The New Thanksgiving will not be judged by number. It may the American Way, but bigger is no longer better. We liked adding extra leafs to the dining table, squeezing in an extra, mismatched chair or two to accommodate our family and guests. But the Snob Hill Thanksgiving reboot, Part Deux, 2.0 will be better (curated?) by being smaller. That’s our choice in these selfish times.

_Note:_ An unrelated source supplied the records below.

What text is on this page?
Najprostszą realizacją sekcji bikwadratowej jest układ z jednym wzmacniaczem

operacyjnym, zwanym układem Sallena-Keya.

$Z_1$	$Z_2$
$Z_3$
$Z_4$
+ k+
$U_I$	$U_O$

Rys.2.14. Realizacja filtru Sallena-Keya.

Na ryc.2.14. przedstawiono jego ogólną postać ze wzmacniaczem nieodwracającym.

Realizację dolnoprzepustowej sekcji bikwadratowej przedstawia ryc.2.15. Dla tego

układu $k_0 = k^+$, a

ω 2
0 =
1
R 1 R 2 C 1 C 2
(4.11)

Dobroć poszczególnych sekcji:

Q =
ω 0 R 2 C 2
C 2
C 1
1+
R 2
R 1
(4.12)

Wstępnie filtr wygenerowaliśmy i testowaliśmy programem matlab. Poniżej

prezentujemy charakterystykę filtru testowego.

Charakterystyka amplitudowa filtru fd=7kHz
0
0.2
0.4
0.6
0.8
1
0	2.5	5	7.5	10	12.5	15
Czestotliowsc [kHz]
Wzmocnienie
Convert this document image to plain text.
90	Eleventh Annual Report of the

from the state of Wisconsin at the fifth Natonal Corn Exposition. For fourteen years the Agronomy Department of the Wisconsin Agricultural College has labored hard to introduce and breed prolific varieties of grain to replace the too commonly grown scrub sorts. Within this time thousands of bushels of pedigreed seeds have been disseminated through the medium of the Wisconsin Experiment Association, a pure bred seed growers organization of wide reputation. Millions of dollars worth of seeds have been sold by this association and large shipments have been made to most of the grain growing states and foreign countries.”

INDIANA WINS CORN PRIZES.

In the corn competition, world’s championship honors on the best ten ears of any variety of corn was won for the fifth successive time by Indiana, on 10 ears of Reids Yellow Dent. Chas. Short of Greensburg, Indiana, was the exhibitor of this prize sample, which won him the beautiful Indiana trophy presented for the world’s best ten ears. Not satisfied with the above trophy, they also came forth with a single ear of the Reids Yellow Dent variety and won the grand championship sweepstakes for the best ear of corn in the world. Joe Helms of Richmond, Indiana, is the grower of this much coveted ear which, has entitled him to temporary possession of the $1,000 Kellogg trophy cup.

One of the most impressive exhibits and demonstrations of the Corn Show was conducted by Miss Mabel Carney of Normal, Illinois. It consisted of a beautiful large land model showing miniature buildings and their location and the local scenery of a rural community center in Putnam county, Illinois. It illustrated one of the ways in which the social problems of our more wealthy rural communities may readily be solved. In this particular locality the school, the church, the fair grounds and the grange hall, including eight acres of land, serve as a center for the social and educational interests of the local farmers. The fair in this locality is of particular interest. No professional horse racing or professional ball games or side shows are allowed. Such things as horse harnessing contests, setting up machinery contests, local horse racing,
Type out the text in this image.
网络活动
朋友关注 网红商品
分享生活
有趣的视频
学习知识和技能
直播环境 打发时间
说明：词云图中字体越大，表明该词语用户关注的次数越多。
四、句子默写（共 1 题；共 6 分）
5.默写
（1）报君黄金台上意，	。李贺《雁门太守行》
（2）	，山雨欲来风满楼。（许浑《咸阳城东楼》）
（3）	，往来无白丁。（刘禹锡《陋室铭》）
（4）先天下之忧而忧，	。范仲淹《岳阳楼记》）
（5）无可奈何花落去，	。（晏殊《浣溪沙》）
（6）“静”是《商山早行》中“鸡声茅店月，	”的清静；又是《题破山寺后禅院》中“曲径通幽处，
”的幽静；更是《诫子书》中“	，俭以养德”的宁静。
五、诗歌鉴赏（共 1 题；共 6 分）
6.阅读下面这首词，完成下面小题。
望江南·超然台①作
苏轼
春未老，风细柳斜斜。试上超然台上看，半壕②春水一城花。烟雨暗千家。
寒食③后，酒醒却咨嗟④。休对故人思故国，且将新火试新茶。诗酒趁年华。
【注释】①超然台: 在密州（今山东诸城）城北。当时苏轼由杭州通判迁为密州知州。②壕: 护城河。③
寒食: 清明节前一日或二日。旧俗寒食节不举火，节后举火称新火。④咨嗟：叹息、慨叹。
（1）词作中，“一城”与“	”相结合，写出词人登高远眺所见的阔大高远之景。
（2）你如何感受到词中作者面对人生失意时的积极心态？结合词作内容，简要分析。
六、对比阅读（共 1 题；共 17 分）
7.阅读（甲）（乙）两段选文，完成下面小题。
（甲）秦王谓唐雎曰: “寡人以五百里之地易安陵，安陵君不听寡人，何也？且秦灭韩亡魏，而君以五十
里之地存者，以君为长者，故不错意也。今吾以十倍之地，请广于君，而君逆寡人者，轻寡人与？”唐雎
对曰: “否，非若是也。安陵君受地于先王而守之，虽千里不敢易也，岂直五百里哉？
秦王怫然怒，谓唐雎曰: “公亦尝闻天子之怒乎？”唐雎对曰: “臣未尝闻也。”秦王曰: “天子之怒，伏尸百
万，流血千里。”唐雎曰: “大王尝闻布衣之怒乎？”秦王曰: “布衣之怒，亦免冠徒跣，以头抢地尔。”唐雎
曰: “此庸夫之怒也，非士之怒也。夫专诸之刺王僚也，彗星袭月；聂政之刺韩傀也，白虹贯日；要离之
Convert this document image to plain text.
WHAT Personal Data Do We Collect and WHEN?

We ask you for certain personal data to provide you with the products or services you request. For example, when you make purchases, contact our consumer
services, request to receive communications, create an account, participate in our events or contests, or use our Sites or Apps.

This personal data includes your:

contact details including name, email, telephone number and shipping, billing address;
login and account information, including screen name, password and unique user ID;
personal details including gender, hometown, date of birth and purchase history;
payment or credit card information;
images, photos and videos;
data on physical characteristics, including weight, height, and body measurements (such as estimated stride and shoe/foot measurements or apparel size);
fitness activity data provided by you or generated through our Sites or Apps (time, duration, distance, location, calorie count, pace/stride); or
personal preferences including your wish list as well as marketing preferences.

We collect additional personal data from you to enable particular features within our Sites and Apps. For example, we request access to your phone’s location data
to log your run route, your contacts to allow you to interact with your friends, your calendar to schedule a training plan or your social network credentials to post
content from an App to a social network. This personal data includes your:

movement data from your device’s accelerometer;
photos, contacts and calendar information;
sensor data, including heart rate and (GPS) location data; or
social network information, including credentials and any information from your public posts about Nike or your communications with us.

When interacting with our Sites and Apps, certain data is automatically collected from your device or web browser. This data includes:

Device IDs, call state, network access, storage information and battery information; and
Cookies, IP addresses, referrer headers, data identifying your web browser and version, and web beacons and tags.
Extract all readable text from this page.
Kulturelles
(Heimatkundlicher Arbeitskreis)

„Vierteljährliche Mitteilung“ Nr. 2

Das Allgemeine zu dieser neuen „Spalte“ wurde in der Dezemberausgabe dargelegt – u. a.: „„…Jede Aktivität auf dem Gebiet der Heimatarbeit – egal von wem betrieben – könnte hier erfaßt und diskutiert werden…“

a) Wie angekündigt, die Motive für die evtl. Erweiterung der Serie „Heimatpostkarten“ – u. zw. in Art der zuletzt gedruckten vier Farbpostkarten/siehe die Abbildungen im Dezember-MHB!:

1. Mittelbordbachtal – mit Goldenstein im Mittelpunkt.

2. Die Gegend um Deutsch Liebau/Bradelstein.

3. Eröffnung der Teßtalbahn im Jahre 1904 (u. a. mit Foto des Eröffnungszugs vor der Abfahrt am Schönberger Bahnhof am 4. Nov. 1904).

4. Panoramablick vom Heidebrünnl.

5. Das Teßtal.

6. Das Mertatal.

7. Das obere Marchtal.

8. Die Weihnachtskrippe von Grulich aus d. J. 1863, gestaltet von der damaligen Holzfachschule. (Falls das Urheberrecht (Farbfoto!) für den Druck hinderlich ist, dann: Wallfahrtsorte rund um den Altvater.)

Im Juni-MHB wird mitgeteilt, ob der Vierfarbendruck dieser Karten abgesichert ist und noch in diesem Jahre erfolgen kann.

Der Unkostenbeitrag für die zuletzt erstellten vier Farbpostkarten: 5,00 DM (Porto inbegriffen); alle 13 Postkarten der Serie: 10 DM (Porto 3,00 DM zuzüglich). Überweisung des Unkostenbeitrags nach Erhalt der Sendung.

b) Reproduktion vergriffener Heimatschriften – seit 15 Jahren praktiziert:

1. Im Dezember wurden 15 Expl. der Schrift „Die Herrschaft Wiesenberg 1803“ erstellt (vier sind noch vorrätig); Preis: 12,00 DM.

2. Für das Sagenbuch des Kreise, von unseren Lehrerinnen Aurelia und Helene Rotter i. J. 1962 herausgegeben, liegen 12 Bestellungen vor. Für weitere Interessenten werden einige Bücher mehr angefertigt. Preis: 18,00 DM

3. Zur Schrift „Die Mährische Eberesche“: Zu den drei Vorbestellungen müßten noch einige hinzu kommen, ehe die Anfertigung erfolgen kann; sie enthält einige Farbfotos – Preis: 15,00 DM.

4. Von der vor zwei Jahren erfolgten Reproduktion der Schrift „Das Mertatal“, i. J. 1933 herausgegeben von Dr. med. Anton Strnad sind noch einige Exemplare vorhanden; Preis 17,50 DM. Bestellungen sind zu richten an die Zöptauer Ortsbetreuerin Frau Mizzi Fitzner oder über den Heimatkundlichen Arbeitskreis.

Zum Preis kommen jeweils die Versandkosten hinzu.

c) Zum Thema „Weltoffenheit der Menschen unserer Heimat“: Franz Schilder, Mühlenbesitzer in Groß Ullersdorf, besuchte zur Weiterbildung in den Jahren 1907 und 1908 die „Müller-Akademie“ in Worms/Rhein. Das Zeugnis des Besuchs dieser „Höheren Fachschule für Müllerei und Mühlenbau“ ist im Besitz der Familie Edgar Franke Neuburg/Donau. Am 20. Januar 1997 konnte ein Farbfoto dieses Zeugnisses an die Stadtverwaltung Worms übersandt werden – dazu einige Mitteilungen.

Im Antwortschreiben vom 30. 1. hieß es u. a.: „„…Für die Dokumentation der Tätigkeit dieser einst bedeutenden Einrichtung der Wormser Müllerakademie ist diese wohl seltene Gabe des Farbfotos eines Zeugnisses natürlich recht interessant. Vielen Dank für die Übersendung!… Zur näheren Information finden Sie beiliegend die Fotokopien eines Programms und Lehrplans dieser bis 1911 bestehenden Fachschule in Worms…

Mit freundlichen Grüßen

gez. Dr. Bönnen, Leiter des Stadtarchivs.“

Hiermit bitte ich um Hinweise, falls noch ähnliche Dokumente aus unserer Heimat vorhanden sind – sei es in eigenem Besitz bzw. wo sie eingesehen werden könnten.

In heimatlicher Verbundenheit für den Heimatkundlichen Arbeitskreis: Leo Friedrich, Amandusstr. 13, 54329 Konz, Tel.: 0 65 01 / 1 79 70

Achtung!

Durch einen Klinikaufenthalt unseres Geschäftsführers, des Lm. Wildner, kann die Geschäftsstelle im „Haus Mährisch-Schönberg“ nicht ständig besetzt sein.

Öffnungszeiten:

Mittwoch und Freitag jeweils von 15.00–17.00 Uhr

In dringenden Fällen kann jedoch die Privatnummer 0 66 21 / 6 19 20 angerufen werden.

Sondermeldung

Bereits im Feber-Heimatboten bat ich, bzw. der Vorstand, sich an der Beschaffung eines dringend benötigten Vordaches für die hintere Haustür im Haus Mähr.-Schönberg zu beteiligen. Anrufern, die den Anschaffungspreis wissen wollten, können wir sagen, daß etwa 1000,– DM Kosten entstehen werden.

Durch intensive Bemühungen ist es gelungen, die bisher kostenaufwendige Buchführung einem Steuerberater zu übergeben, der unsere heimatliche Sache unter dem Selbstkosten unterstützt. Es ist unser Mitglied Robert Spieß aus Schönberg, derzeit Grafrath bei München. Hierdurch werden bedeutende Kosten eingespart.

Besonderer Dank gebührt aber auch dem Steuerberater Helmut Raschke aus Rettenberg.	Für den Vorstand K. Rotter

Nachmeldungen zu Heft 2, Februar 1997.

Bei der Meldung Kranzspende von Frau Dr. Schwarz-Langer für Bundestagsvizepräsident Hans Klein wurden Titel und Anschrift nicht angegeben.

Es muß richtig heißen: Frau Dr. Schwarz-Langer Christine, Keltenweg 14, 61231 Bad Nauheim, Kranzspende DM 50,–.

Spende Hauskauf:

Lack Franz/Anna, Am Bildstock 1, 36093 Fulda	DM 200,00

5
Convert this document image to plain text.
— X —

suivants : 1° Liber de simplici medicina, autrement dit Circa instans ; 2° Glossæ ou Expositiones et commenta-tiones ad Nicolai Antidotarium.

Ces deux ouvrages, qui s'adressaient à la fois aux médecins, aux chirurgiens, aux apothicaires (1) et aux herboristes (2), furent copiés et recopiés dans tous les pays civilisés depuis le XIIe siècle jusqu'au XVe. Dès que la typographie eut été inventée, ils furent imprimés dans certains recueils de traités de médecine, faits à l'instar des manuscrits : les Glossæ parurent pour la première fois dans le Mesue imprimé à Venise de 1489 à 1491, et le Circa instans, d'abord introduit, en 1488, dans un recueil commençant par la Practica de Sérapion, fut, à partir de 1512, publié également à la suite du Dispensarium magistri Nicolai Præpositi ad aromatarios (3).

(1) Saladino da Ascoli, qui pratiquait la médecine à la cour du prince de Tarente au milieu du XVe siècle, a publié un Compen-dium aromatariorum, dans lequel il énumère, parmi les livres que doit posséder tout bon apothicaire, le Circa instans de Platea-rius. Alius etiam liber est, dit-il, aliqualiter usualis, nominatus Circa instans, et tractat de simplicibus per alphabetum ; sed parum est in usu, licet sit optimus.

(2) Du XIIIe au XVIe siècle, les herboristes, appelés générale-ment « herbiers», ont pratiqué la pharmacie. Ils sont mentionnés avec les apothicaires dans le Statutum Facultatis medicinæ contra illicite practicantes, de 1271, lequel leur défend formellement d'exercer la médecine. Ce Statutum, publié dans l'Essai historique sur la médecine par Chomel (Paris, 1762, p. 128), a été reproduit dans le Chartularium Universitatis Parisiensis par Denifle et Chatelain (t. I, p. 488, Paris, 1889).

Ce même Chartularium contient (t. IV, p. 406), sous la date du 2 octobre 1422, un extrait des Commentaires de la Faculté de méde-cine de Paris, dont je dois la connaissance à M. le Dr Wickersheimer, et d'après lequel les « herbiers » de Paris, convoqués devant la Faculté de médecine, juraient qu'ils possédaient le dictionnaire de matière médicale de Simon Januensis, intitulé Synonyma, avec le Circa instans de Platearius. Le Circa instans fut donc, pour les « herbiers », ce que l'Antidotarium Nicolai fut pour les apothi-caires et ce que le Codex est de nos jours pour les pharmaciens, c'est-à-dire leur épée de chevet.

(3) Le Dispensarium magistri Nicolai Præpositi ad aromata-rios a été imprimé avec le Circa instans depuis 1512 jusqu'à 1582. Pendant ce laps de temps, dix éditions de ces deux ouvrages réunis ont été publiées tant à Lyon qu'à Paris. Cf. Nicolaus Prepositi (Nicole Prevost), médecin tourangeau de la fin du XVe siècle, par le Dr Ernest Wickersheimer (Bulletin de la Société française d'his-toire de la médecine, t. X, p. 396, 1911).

We, along with Mother, noticed a couple of the youngins in our family attended some of our past celebrations stoned because we assumed that was the only they could “get through” the holiday. We find this an odd reaction (other than the usual callowness of youth) because our Thanksgivings were almost always completely drama free. These under-the-influencers contributed to the disruption of our notion of family, but we believe in attraction rather than promotion (or obligation). If you don’t want to gather at the Snob Hill Thanksgiving, or you have to get stoned to endure it, then perhaps best to decline the invitation. In recent years, some have even come, sat at the table, declined to eat because they had another table to attend, then left. If that’s the level of attraction we can elicit, then absence is indeed a better option.
Sad.
As we (and our family) have aged and parents/grandparents have passed away, the Norman Rockwelllian ideal of Thanksgiving has become outdated and unrealistic — much as we valiantly fought to maintain it. That ideal is no longer sustainable (if it ever was), at least in our family. We have great memories of Thanksgivings past, and those can’t be taken away or tarnished. If anything, in the light of the future parameters of this family’s Thanksgivings, those memories will be ever more brightly burnished. That famous Rockwell is at best a hoped-for ideal, an ideal that could probably never have been achieved.
We tried.
We liked trying.
But we are done trying.
And that is okay. It has to be. We do not understand, nor do we condone, the idea that in order to create a new tradition, you must kill the old. The two-thirds of this family that seceded from the old union are pursuing their own ideal Thanksgiving. We wish them well, knowing they could very well find themselves in our situation sometime in the future.
As we contemplate the future Snob Hill Thanksgivings, we will continue to focus on quality (certainly no longer quantity). We want to share with those who nurture our souls and the spirit of the day. To those bound to us by family ties, we can’t help but cue up that old Electric Light Orchestra song “Don’t Bring Me Down.”
We live in selfish times…we probably always have.